Make no mistakes guys; this song has really earned its place. It had to fight a really tough battle with “Tu cheez….”, and “tip tip barsa paani” from the same movie. I must admit that I cringe (and love) both these songs equally, AKs black bandana, and sunglasses in “Tu cheez..” (in a nightclub mind you!!) are matched at each step by Raveena’s wet yellow saree (in close up from all possible angles), and AKs crooning of “DDDDDDDdooba dariya mein….”. What finally tilted the cringe-balance in favor of “Subah se….” were the epic lines – “aise kaise ho sakta hai poora, poora pyaar, kuch shadi se pehle, aur kuch shaadi ek baad”. Well, in a single stroke, Mr. Sameer (yet again) has echoed the sentiments of a zillion boyfriends in India. We have a winner ladies and gentlemen.
3. Tu Mile- Criminal
This is one song that features on the list *ONLY* because of its video. The *ONLY* song that made me cringe even in the 90’s (I was happily indulgent of the others). Now it’s a good song, very good lyrics, and beautifully sung, but try watching Nagarjuna and Manisha trying to eat each other in front of your parents when you are barely 10. Especially, when it appears every week at nos. 2 (why the heck wasn’t it nos 1 beats me) on Superhit Muqabla (peace be upon him), and they insist on showing the entire video, where for other songs they were cut after 2 minutes. WHY!WHY!WHY!
So I used to look on the right, on the left, scratch my head, my toe, my hands (it’s not funny how much you itch when you are in an embarrassing situation), Im sure my parents did the same, poor souls they couldn’t even change channels (there was no option!! DD days)
2. Jumma Chumma- Hum
This was the song that defined manliness in the 90’s. The Big B, wearing an open chested shirt, black jacket, in a bucket, calling out his girlfriend Kimi Katkar (cringe 1) called Juma (cringe 2), for a Chumma (cringe 3), on a Jumma (cringe 4), and then just stopped short of molesting her (cringe 5,6,7,8…) but it seemed epic. Well, to be honest, even if AB was brushing his teeth in slow motion on that background score (remember that one!!!) that would have been epic too.
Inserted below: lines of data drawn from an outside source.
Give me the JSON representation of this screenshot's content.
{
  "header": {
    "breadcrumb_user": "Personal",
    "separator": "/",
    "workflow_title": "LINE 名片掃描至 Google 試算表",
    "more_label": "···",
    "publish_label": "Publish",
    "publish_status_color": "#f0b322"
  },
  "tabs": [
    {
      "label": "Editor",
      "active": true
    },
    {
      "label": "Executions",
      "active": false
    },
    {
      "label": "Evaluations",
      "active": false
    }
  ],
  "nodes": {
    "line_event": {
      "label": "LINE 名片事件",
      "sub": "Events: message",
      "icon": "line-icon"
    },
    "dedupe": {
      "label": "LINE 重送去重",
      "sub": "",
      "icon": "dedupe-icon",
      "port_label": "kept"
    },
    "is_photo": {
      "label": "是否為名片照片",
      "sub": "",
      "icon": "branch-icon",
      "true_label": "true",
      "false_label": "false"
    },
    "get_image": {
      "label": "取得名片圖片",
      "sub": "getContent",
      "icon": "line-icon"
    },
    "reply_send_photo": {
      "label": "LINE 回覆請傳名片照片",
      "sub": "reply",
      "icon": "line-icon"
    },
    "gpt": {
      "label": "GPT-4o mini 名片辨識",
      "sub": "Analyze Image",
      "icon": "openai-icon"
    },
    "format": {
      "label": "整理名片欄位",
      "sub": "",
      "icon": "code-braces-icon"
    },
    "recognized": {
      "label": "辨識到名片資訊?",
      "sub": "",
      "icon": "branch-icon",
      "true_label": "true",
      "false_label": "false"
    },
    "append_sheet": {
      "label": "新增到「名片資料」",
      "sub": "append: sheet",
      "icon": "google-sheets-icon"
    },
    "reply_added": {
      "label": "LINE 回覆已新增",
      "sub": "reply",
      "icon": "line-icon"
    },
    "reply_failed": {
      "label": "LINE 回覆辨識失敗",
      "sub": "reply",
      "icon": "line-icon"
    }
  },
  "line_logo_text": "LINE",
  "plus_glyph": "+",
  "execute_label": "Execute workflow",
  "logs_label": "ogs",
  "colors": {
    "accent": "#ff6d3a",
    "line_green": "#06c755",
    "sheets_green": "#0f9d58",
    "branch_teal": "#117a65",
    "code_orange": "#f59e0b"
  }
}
In short, Epic Cringiness.
P.S: I always wanted to smash jugs containing soap foam (inna saara) like in the song.
1. Akhha India Jaanta Hai (Jaan Tere Naam)
All you mid-80ers, haven’t you ever wished you could grow balls enough to walk into your girlfriend’s wedding (against her wishes of course), dressed in the cool white bandwala’s dress, and sing in front of her parents “First time dekha tumhein hum kho gaya, Second time mein love ho gaya, Yeh Akhaa India jaanta hai hum tumpe marta hai”.
If Jumma was the manliness of the 90s, this song was probably the cool of the 90’s, and the cringe of today. Ronit Roy will not be featured in most of the lists, but for this 1991 (or was it 92) flick he would make it to the cringe inducing songs every time.
True story: One of my colleagues actually danced to this song on his sister’s sangeet ceremony. It was his childhood dream to do some kickassery like this. Hats off buddy!!